Dans notre pays lorsque nous parlons de la société civile il faut savoir que ce terme recouvre en fait des entités distinctes.

Il y a les «personnalités de la société civile», c’est-à-dire celles dont  le nom à lui seul est significatif : leur militantisme, leur renommée, leur position sociale, leur patronyme, leur engagement pour ce que l’on nomme les «grandes causes» sont leur carte de visite, elles sont parfois d’ailleurs à la tête d’organisations qui ont fait leurs preuves. Elles sont invitées à des colloques, des débats, des sit-in, des signatures de pétitions, des rencontres ministérielles et autres car elles sont une valeur ajoutée et leur poids moral est bienvenu dans le combat… Il va de soi qu’ici je ne parle pas des bling-blings aussi brillants que creux mais bien de ces personnes dont l’engagement a un sens et une réalité concrète.

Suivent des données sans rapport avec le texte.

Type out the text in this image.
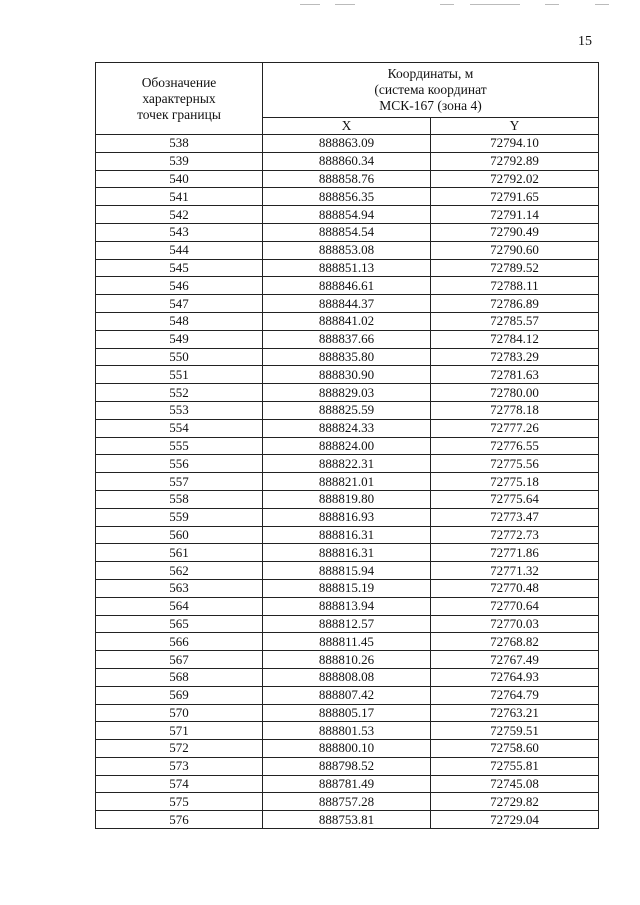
15
Обозначение
характерных
точек границы	Координаты, м
(система координат
МСК-167 (зона 4)	
	X	Y
538	888863.09	72794.10
539	888860.34	72792.89
540	888858.76	72792.02
541	888856.35	72791.65
542	888854.94	72791.14
543	888854.54	72790.49
544	888853.08	72790.60
545	888851.13	72789.52
546	888846.61	72788.11
547	888844.37	72786.89
548	888841.02	72785.57
549	888837.66	72784.12
550	888835.80	72783.29
551	888830.90	72781.63
552	888829.03	72780.00
553	888825.59	72778.18
554	888824.33	72777.26
555	888824.00	72776.55
556	888822.31	72775.56
557	888821.01	72775.18
558	888819.80	72775.64
559	888816.93	72773.47
560	888816.31	72772.73
561	888816.31	72771.86
562	888815.94	72771.32
563	888815.19	72770.48
564	888813.94	72770.64
565	888812.57	72770.03
566	888811.45	72768.82
567	888810.26	72767.49
568	888808.08	72764.93
569	888807.42	72764.79
570	888805.17	72763.21
571	888801.53	72759.51
572	888800.10	72758.60
573	888798.52	72755.81
574	888781.49	72745.08
575	888757.28	72729.82
576	888753.81	72729.04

Sous l’intitulé de société civile on retrouve également les grandes associations, les ONG, les Fondations dont la plupart possèdent ce que l’on appelle «l’utilité publique» qui font un travail remarquable et qui sont dotées d’un budget auquel les grandes entreprises et les mécènes contribuent. Parmi les plus connues on compte l’Alcs, la Fondation Rita Zniber, Solidarité Féminine, Insaf, l’Heure Joyeuse, l’Amesip, etc. Et puis enfin existe cette myriade d’associations de terrain, qui constituent un fabuleux réseau social à travers tout le Royaume et qui sont souvent le fruit de la mobilisation de jeunes ou encore de femmes et qui agissent dans les quartiers, les écoles, les douars, les communes rurales, le tissu urbain, les régions enclavées, les bidonvilles… Elles sont à vocations multiples et embrassent tous les domaines qui touchent à la vie quotidienne de nos concitoyens : culturel, social, sportif, citoyen, humanitaire, éducatif, artistique, etc.

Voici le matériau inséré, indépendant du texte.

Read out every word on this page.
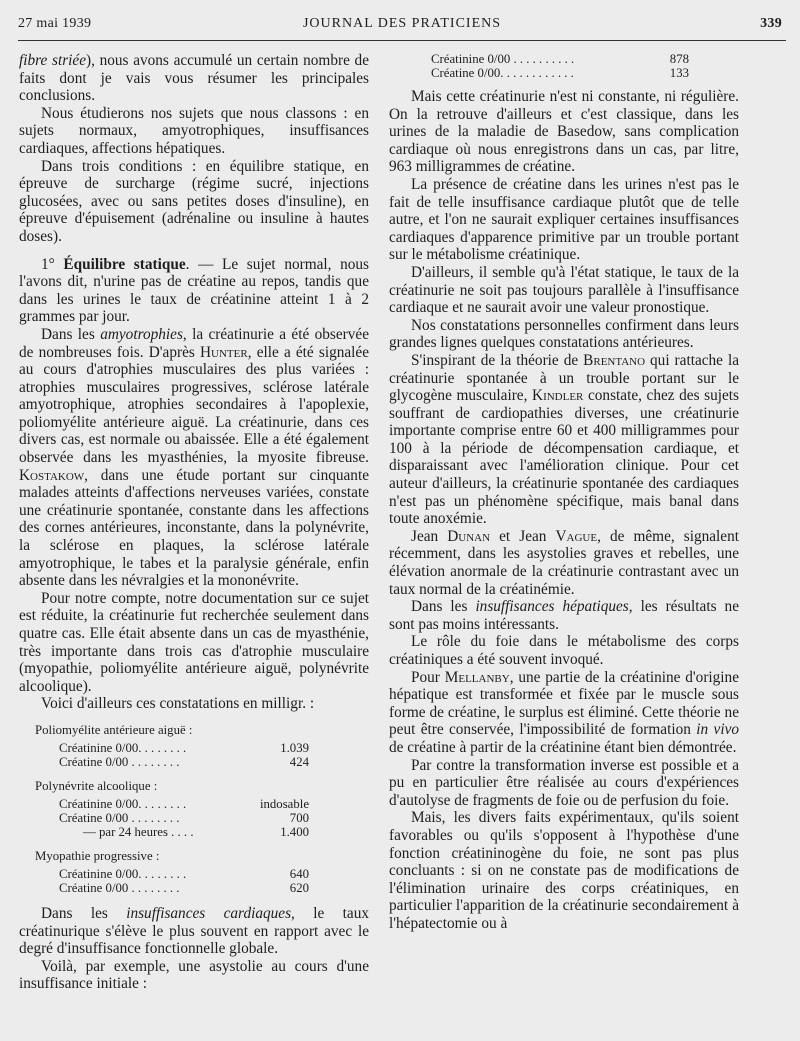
27 mai 1939	JOURNAL DES PRATICIENS	339

fibre striée), nous avons accumulé un certain nombre de faits dont je vais vous résumer les principales conclusions.

Nous étudierons nos sujets que nous classons : en sujets normaux, amyotrophiques, insuffisances cardiaques, affections hépatiques.

Dans trois conditions : en équilibre statique, en épreuve de surcharge (régime sucré, injections glucosées, avec ou sans petites doses d'insuline), en épreuve d'épuisement (adrénaline ou insuline à hautes doses).

1° Équilibre statique. — Le sujet normal, nous l'avons dit, n'urine pas de créatine au repos, tandis que dans les urines le taux de créatinine atteint 1 à 2 grammes par jour.

Dans les amyotrophies, la créatinurie a été observée de nombreuses fois. D'après Hunter, elle a été signalée au cours d'atrophies musculaires des plus variées : atrophies musculaires progressives, sclérose latérale amyotrophique, atrophies secondaires à l'apoplexie, poliomyélite antérieure aiguë. La créatinurie, dans ces divers cas, est normale ou abaissée. Elle a été également observée dans les myasthénies, la myosite fibreuse. Kostakow, dans une étude portant sur cinquante malades atteints d'affections nerveuses variées, constate une créatinurie spontanée, constante dans les affections des cornes antérieures, inconstante, dans la polynévrite, la sclérose en plaques, la sclérose latérale amyotrophique, le tabes et la paralysie générale, enfin absente dans les névralgies et la mononévrite.

Pour notre compte, notre documentation sur ce sujet est réduite, la créatinurie fut recherchée seulement dans quatre cas. Elle était absente dans un cas de myasthénie, très importante dans trois cas d'atrophie musculaire (myopathie, poliomyélite antérieure aiguë, polynévrite alcoolique).

Voici d'ailleurs ces constatations en milligr. :

Poliomyélite antérieure aiguë :
Créatinine 0/00. . . . . . . .	1.039
Créatine 0/00 . . . . . . . .	424
Polynévrite alcoolique :
Créatinine 0/00. . . . . . . .	indosable
Créatine 0/00 . . . . . . . .	700
— par 24 heures . . . .	1.400
Myopathie progressive :
Créatinine 0/00. . . . . . . .	640
Créatine 0/00 . . . . . . . .	620

Dans les insuffisances cardiaques, le taux créatinurique s'élève le plus souvent en rapport avec le degré d'insuffisance fonctionnelle globale.

Voilà, par exemple, une asystolie au cours d'une insuffisance initiale :

Créatinine 0/00 . . . . . . . . . .	878
Créatine 0/00. . . . . . . . . . . .	133

Mais cette créatinurie n'est ni constante, ni régulière. On la retrouve d'ailleurs et c'est classique, dans les urines de la maladie de Basedow, sans complication cardiaque où nous enregistrons dans un cas, par litre, 963 milligrammes de créatine.

La présence de créatine dans les urines n'est pas le fait de telle insuffisance cardiaque plutôt que de telle autre, et l'on ne saurait expliquer certaines insuffisances cardiaques d'apparence primitive par un trouble portant sur le métabolisme créatinique.

D'ailleurs, il semble qu'à l'état statique, le taux de la créatinurie ne soit pas toujours parallèle à l'insuffisance cardiaque et ne saurait avoir une valeur pronostique.

Nos constatations personnelles confirment dans leurs grandes lignes quelques constatations antérieures.

S'inspirant de la théorie de Brentano qui rattache la créatinurie spontanée à un trouble portant sur le glycogène musculaire, Kindler constate, chez des sujets souffrant de cardiopathies diverses, une créatinurie importante comprise entre 60 et 400 milligrammes pour 100 à la période de décompensation cardiaque, et disparaissant avec l'amélioration clinique. Pour cet auteur d'ailleurs, la créatinurie spontanée des cardiaques n'est pas un phénomène spécifique, mais banal dans toute anoxémie.

Jean Dunan et Jean Vague, de même, signalent récemment, dans les asystolies graves et rebelles, une élévation anormale de la créatinurie contrastant avec un taux normal de la créatinémie.

Dans les insuffisances hépatiques, les résultats ne sont pas moins intéressants.

Le rôle du foie dans le métabolisme des corps créatiniques a été souvent invoqué.

Pour Mellanby, une partie de la créatinine d'origine hépatique est transformée et fixée par le muscle sous forme de créatine, le surplus est éliminé. Cette théorie ne peut être conservée, l'impossibilité de formation in vivo de créatine à partir de la créatinine étant bien démontrée.

Par contre la transformation inverse est possible et a pu en particulier être réalisée au cours d'expériences d'autolyse de fragments de foie ou de perfusion du foie.

Mais, les divers faits expérimentaux, qu'ils soient favorables ou qu'ils s'opposent à l'hypothèse d'une fonction créatininogène du foie, ne sont pas plus concluants : si on ne constate pas de modifications de l'élimination urinaire des corps créatiniques, en particulier l'apparition de la créatinurie secondairement à l'hépatectomie ou à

Elles doivent tout à la prise de conscience et à l’engagement d’un groupe de jeunes ici, d’une poignée d’étudiants là ou encore d’une équipe de femmes ailleurs : le maillage territorial que représentent ces militants de terrain, ces associations locales ou thématiques a un rôle fondamental et indispensable dans notre société car il évite que dans bien des endroits ne se déchire notre tissu social. C’est de ce mouvement associatif dont je voudrais vous parler, car c’est lui qui s’épuise. Dotées de peu de moyens, ces associations agissent avec l’argent des cotisations modestes des adhérents, la participation financière -forcément limitée- des membres et, lorsqu’elles ont de la chance, la contribution d’un(e) ou de donateurs, le bénévolat est leur meilleure arme ainsi que le dynamisme et la volonté à toute épreuve de leurs militants.

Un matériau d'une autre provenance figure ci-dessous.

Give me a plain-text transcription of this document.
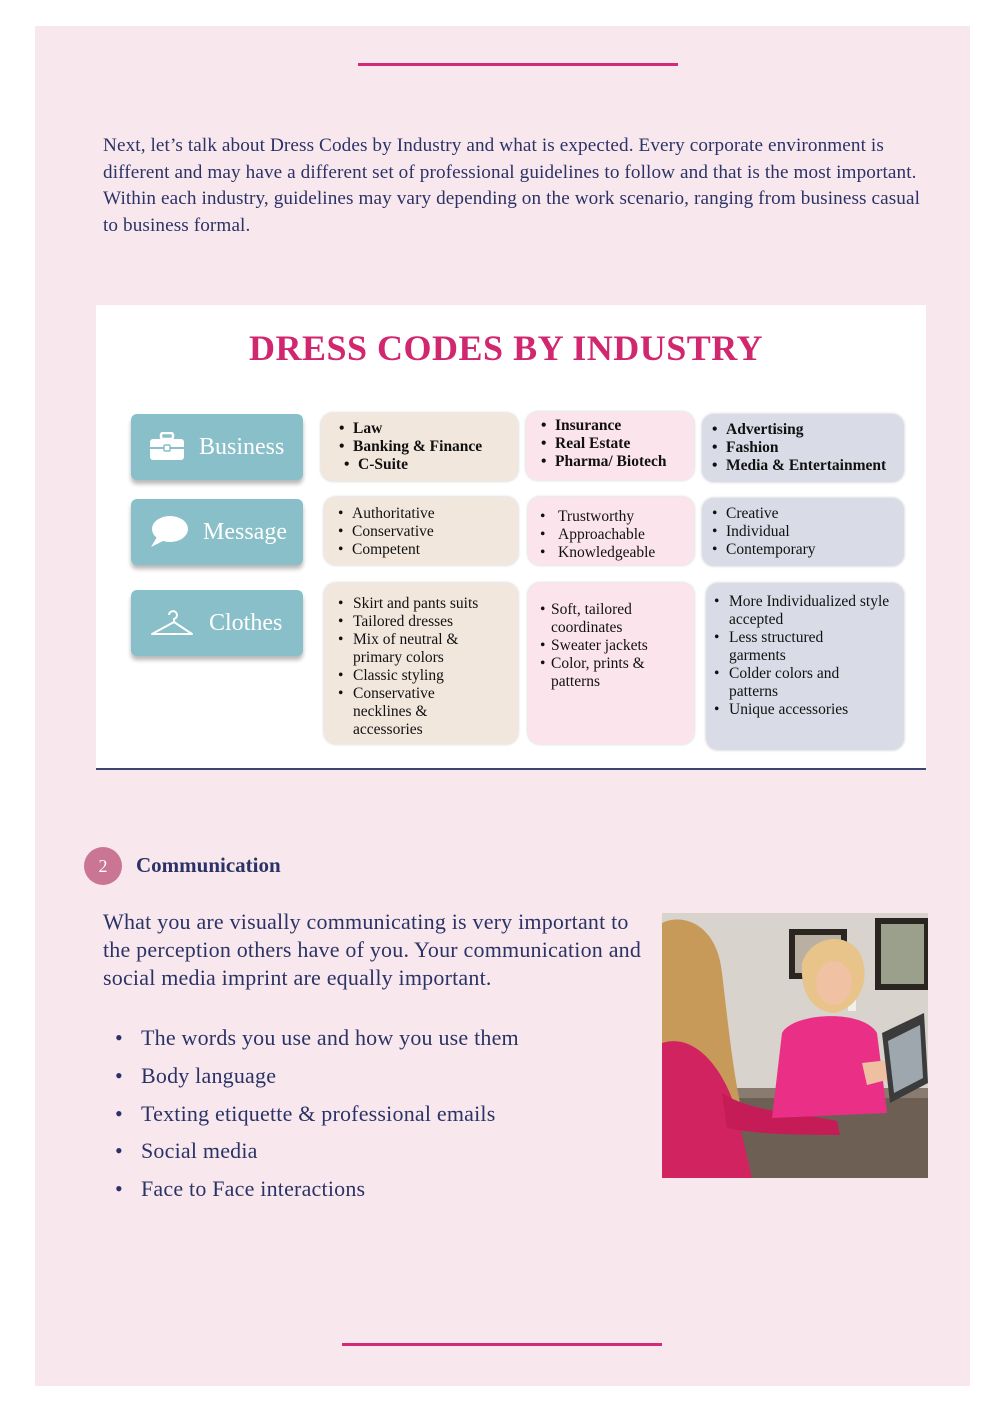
Next, let’s talk about Dress Codes by Industry and what is expected. Every corporate environment is different and may have a different set of professional guidelines to follow and that is the most important. Within each industry, guidelines may vary depending on the work scenario, ranging from business casual to business formal.

DRESS CODES BY INDUSTRY
Business
• Law
• Banking & Finance
• C-Suite
• Insurance
• Real Estate
• Pharma/ Biotech
• Advertising
• Fashion
• Media & Entertainment
Message
• Authoritative
• Conservative
• Competent
• Trustworthy
• Approachable
• Knowledgeable
• Creative
• Individual
• Contemporary
Clothes
• Skirt and pants suits
• Tailored dresses
• Mix of neutral & primary colors
• Classic styling
• Conservative necklines & accessories
• Soft, tailored coordinates
• Sweater jackets
• Color, prints & patterns
• More Individualized style accepted
• Less structured garments
• Colder colors and patterns
• Unique accessories
2	Communication

What you are visually communicating is very important to the perception others have of you. Your communication and social media imprint are equally important.

• The words you use and how you use them
• Body language
• Texting etiquette & professional emails
• Social media
• Face to Face interactions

Elles font – il faut le dire et le redire – un travail remarquable et ont effectivement un rôle d’encadrement de la jeunesse et de la population. Pour autant elles s’épuisent : l’une des raisons principales est que -alors qu’elles sont reconnues et appréciées par la population- elles sont hélas ignorées par les élus voire «tenues à distance»; les locaux associatifs sont quasi inexistants et lorsqu’ils existent ne leur sont pas accessibles. Les exemples foisonnent de centres culturels et espaces sociaux édifiés dans le cadre de l’INDH dont ces associations pourraient tirer le meilleur exercice ; enfin leurs militants -notamment les jeunes- doivent se partager entre leur bénévolat, leurs études, leur travail lorsqu’ils en ont un ou leur recherche d’emploi. C’est là qu’il y a urgence à réfléchir à un statut du militant associatif, et par exemple à faire en sorte que l’engagement associatif soit pris en compte dans l’évaluation scolaire des étudiants, à permettre qu’un chercheur d’emploi puisse bénéficier de la gratuité des transports en commun lorsqu’il donne de son temps à une association et, peut-être encore plus important, que ces citoyens engagés au service de leurs compatriotes bénéficient de la reconnaissance à laquelle ils ont droit. Car le principal facteur de démobilisation de ces jeunes militants est bien là, la déception !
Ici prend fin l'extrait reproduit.